Regresó a su despacho y descubrió que un hombre con americana oscura se encontraba junto a la puerta apoyado en la pared. Tenía el pelo enmarañado y una barba muy bien cuidada.

– ¿El doctor Jonasson?

– Sí.

– Hola, soy Peter Teleborian, el médico jefe de la clínica psiquiátrica infantil de Sankt Stefan, en Uppsala.

– Sí, ya te conozco.

– Bien. Me gustaría hablar contigo un momento en privado si tienes tiempo.

Anders Jonasson abrió la puerta de su despacho con la llave.

– ¿En qué puedo ayudarte? -le preguntó Anders Jonasson.

– Se trata de una de tus pacientes: Lisbeth Salander.

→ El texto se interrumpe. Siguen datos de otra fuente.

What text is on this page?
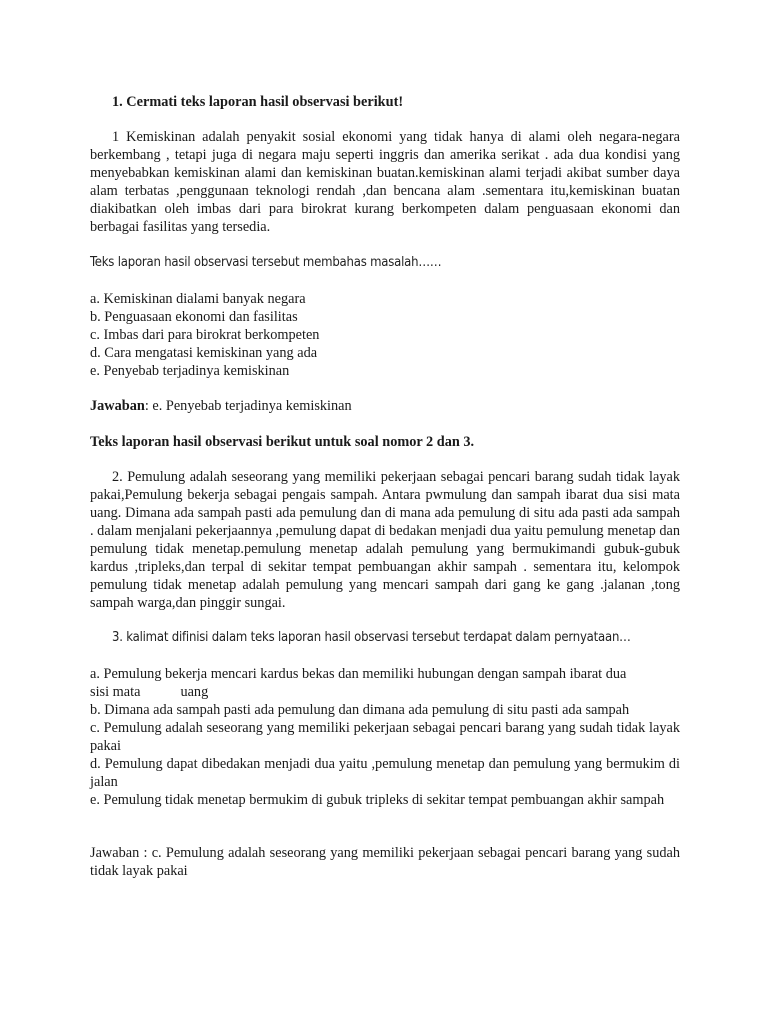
1. Cermati teks laporan hasil observasi berikut!
1 Kemiskinan adalah penyakit sosial ekonomi yang tidak hanya di alami oleh negara-negara berkembang , tetapi juga di negara maju seperti inggris dan amerika serikat . ada dua kondisi yang menyebabkan kemiskinan alami dan kemiskinan buatan.kemiskinan alami terjadi akibat sumber daya alam terbatas ,penggunaan teknologi rendah ,dan bencana alam .sementara itu,kemiskinan buatan diakibatkan oleh imbas dari para birokrat kurang berkompeten dalam penguasaan ekonomi dan berbagai fasilitas yang tersedia.
Teks laporan hasil observasi tersebut membahas masalah……
a. Kemiskinan dialami banyak negara
b. Penguasaan ekonomi dan fasilitas
c. Imbas dari para birokrat berkompeten
d. Cara mengatasi kemiskinan yang ada
e. Penyebab terjadinya kemiskinan
Jawaban: e. Penyebab terjadinya kemiskinan
Teks laporan hasil observasi berikut untuk soal nomor 2 dan 3.
2. Pemulung adalah seseorang yang memiliki pekerjaan sebagai pencari barang sudah tidak layak pakai,Pemulung bekerja sebagai pengais sampah. Antara pwmulung dan sampah ibarat dua sisi mata uang. Dimana ada sampah pasti ada pemulung dan di mana ada pemulung di situ ada pasti ada sampah . dalam menjalani pekerjaannya ,pemulung dapat di bedakan menjadi dua yaitu pemulung menetap dan pemulung tidak menetap.pemulung menetap adalah pemulung yang bermukimandi gubuk-gubuk kardus ,tripleks,dan terpal di sekitar tempat pembuangan akhir sampah . sementara itu, kelompok pemulung tidak menetap adalah pemulung yang mencari sampah dari gang ke gang .jalanan ,tong sampah warga,dan pinggir sungai.
3. kalimat difinisi dalam teks laporan hasil observasi tersebut terdapat dalam pernyataan…
a. Pemulung bekerja mencari kardus bekas dan memiliki hubungan dengan sampah ibarat dua
sisi mata	uang
b. Dimana ada sampah pasti ada pemulung dan dimana ada pemulung di situ pasti ada sampah
c. Pemulung adalah seseorang yang memiliki pekerjaan sebagai pencari barang yang sudah tidak layak pakai
d. Pemulung dapat dibedakan menjadi dua yaitu ,pemulung menetap dan pemulung yang bermukim di jalan
e. Pemulung tidak menetap bermukim di gubuk tripleks di sekitar tempat pembuangan akhir sampah
Jawaban : c. Pemulung adalah seseorang yang memiliki pekerjaan sebagai pencari barang yang sudah tidak layak pakai
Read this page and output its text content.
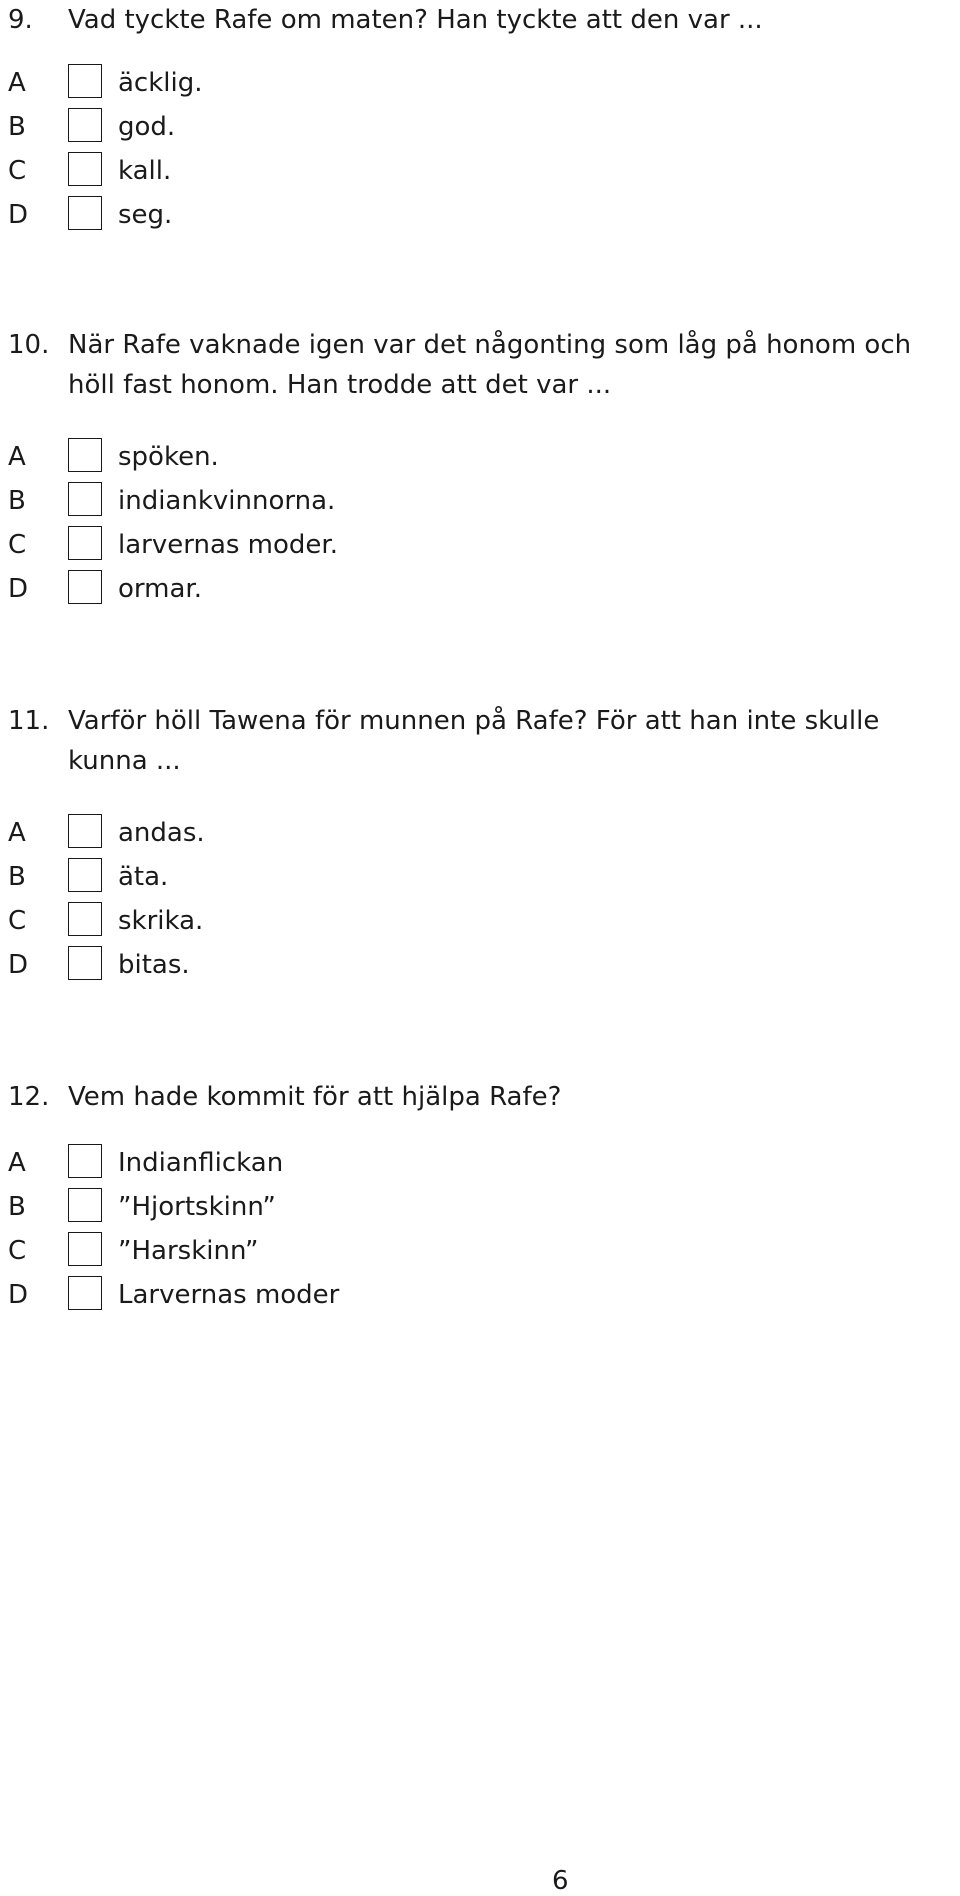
9. Vad tyckte Rafe om maten? Han tyckte att den var ...
A	äcklig.
B	god.
C	kall.
D	seg.
10. När Rafe vaknade igen var det någonting som låg på honom och höll fast honom. Han trodde att det var ...
A	spöken.
B	indiankvinnorna.
C	larvernas moder.
D	ormar.
11. Varför höll Tawena för munnen på Rafe? För att han inte skulle kunna ...
A	andas.
B	äta.
C	skrika.
D	bitas.
12. Vem hade kommit för att hjälpa Rafe?
A	Indianflickan
B	”Hjortskinn”
C	”Harskinn”
D	Larvernas moder
6
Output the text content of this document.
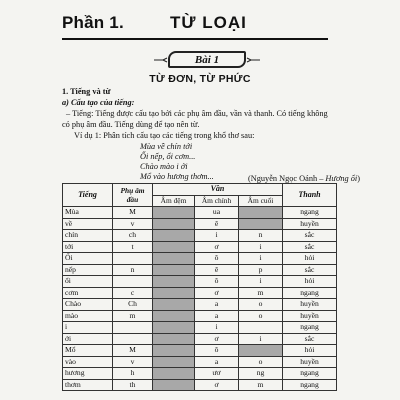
Phần 1.	TỪ LOẠI
Bài 1
TỪ ĐƠN, TỪ PHỨC
1. Tiếng và từ
a) Cấu tạo của tiếng:
– Tiếng: Tiếng được cấu tạo bởi các phụ âm đầu, vần và thanh. Có tiếng không
có phụ âm đầu. Tiếng dùng để tạo nên từ.
Ví dụ 1: Phân tích cấu tạo các tiếng trong khổ thơ sau:
Mùa về chín tới
Ổi nếp, ổi cơm...
Chào mào i ới
Mổ vào hương thơm...	(Nguyễn Ngọc Oánh – Hương ổi)
Tiếng	Phụ âm đầu	Vần			Thanh
		Âm đệm	Âm chính	Âm cuối	
Mùa	M		ua		ngang
về	v		ê		huyền
chín	ch		i	n	sắc
tới	t		ơ	i	sắc
Ổi			ô	i	hỏi
nếp	n		ê	p	sắc
ổi			ô	i	hỏi
cơm	c		ơ	m	ngang
Chào	Ch		a	o	huyền
mào	m		a	o	huyền
i			i		ngang
ới			ơ	i	sắc
Mổ	M		ô		hỏi
vào	v		a	o	huyền
hương	h		ươ	ng	ngang
thơm	th		ơ	m	ngang
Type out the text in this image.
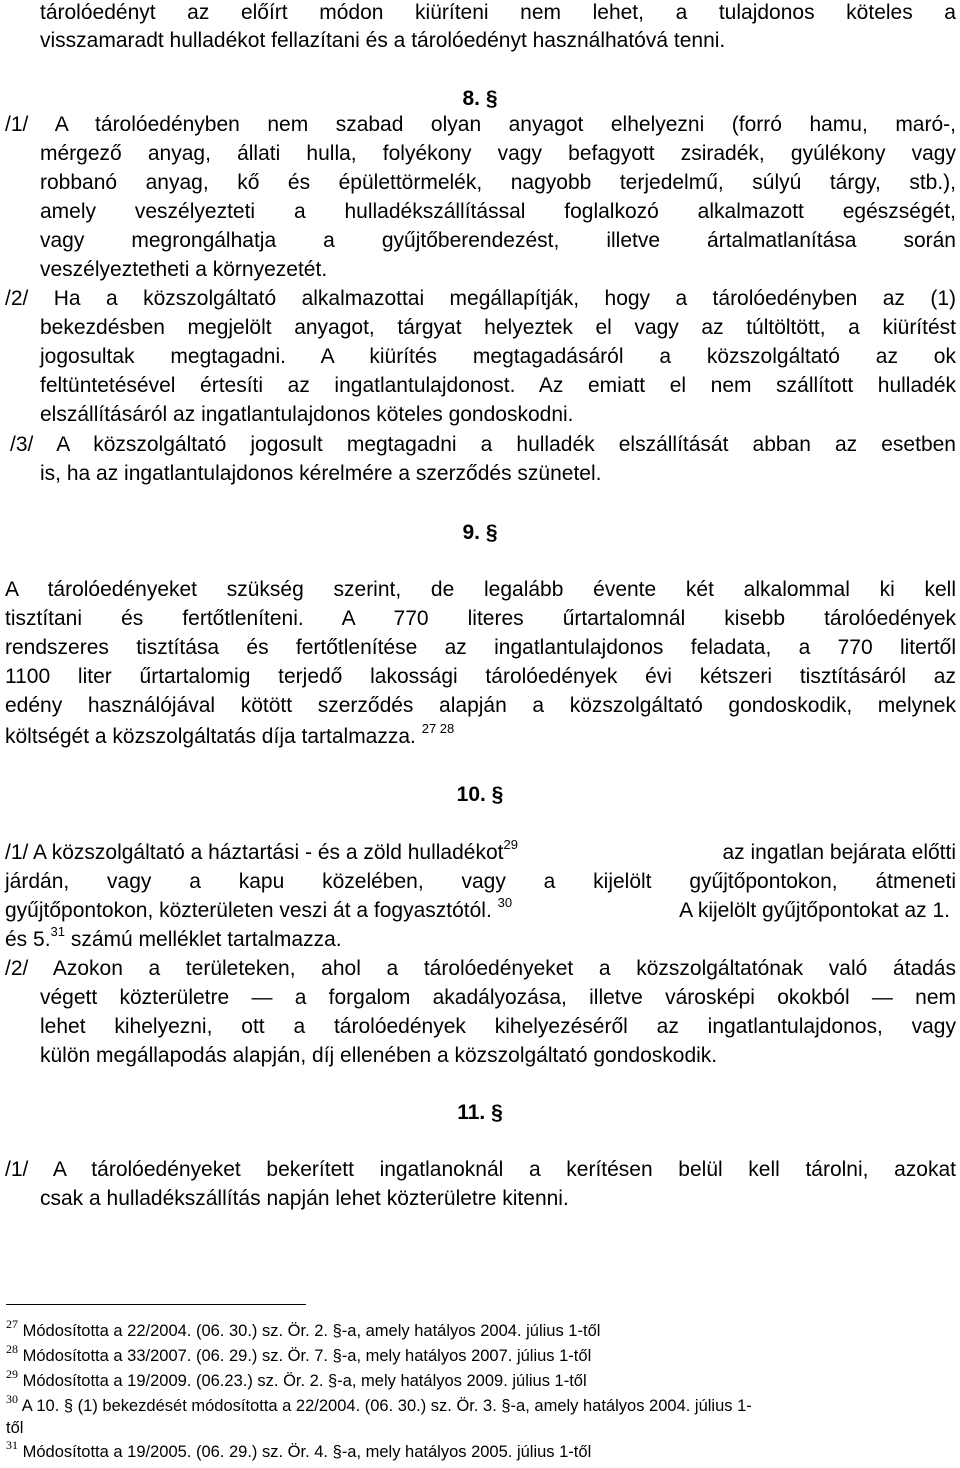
tárolóedényt az előírt módon kiüríteni nem lehet, a tulajdonos köteles a
visszamaradt hulladékot fellazítani és a tárolóedényt használhatóvá tenni.
8. §
/1/ A tárolóedényben nem szabad olyan anyagot elhelyezni (forró hamu, maró-,
mérgező anyag, állati hulla, folyékony vagy befagyott zsiradék, gyúlékony vagy
robbanó anyag, kő és épülettörmelék, nagyobb terjedelmű, súlyú tárgy, stb.),
amely veszélyezteti a hulladékszállítással foglalkozó alkalmazott egészségét,
vagy megrongálhatja a gyűjtőberendezést, illetve ártalmatlanítása során
veszélyeztetheti a környezetét.
/2/ Ha a közszolgáltató alkalmazottai megállapítják, hogy a tárolóedényben az (1)
bekezdésben megjelölt anyagot, tárgyat helyeztek el vagy az túltöltött, a kiürítést
jogosultak megtagadni. A kiürítés megtagadásáról a közszolgáltató az ok
feltüntetésével értesíti az ingatlantulajdonost. Az emiatt el nem szállított hulladék
elszállításáról az ingatlantulajdonos köteles gondoskodni.
/3/ A közszolgáltató jogosult megtagadni a hulladék elszállítását abban az esetben
is, ha az ingatlantulajdonos kérelmére a szerződés szünetel.
9. §
A tárolóedényeket szükség szerint, de legalább évente két alkalommal ki kell
tisztítani és fertőtleníteni. A 770 literes űrtartalomnál kisebb tárolóedények
rendszeres tisztítása és fertőtlenítése az ingatlantulajdonos feladata, a 770 litertől
1100 liter űrtartalomig terjedő lakossági tárolóedények évi kétszeri tisztításáról az
edény használójával kötött szerződés alapján a közszolgáltató gondoskodik, melynek
költségét a közszolgáltatás díja tartalmazza. $^{27 28}$
10. §
/1/ A közszolgáltató a háztartási - és a zöld hulladékot$^{29}$	az ingatlan bejárata előtti
járdán, vagy a kapu közelében, vagy a kijelölt gyűjtőpontokon, átmeneti
gyűjtőpontokon, közterületen veszi át a fogyasztótól. $^{30}$	A kijelölt gyűjtőpontokat az 1.
és 5.31 számú melléklet tartalmazza.
/2/ Azokon a területeken, ahol a tárolóedényeket a közszolgáltatónak való átadás
végett közterületre — a forgalom akadályozása, illetve városképi okokból — nem
lehet kihelyezni, ott a tárolóedények kihelyezéséről az ingatlantulajdonos, vagy
külön megállapodás alapján, díj ellenében a közszolgáltató gondoskodik.
11. §
/1/ A tárolóedényeket bekerített ingatlanoknál a kerítésen belül kell tárolni, azokat
csak a hulladékszállítás napján lehet közterületre kitenni.
$^{27}$ Módosította a 22/2004. (06. 30.) sz. Ör. 2. §-a, amely hatályos 2004. július 1-től
$^{28}$ Módosította a 33/2007. (06. 29.) sz. Ör. 7. §-a, mely hatályos 2007. július 1-től
$^{29}$ Módosította a 19/2009. (06.23.) sz. Ör. 2. §-a, mely hatályos 2009. július 1-től
$^{30}$ A 10. § (1) bekezdését módosította a 22/2004. (06. 30.) sz. Ör. 3. §-a, amely hatályos 2004. július 1-
től
$^{31}$ Módosította a 19/2005. (06. 29.) sz. Ör. 4. §-a, mely hatályos 2005. július 1-től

Necesito verla.

– Mmm. En ese caso debes pedirle permiso al fiscal. Está detenida y le han prohibido las visitas. Además, hay que informar con antelación a su abogada…

– Sí, sí, ya lo sé. Pero pensaba que en este caso nos podríamos saltar toda esa burocracia. Soy médico, de modo que me podrías dejar hablar con ella por razones puramente médicas.

– Bueno, tal vez se pueda justificar así. Pero no acabo de entender el motivo.

– Durante años fui el psiquiatra de Salander mientras estuvo ingresada en el Sankt Stefan de Uppsala. Seguí su evolución hasta que cumplió dieciocho años y el tribunal autorizó su inserción en la sociedad, aunque bajo tutela administrativa. Tal vez deba añadir que yo, naturalmente, me opuse a esa decisión. Desde entonces la han dejado ir a la deriva y hoy vemos el resultado.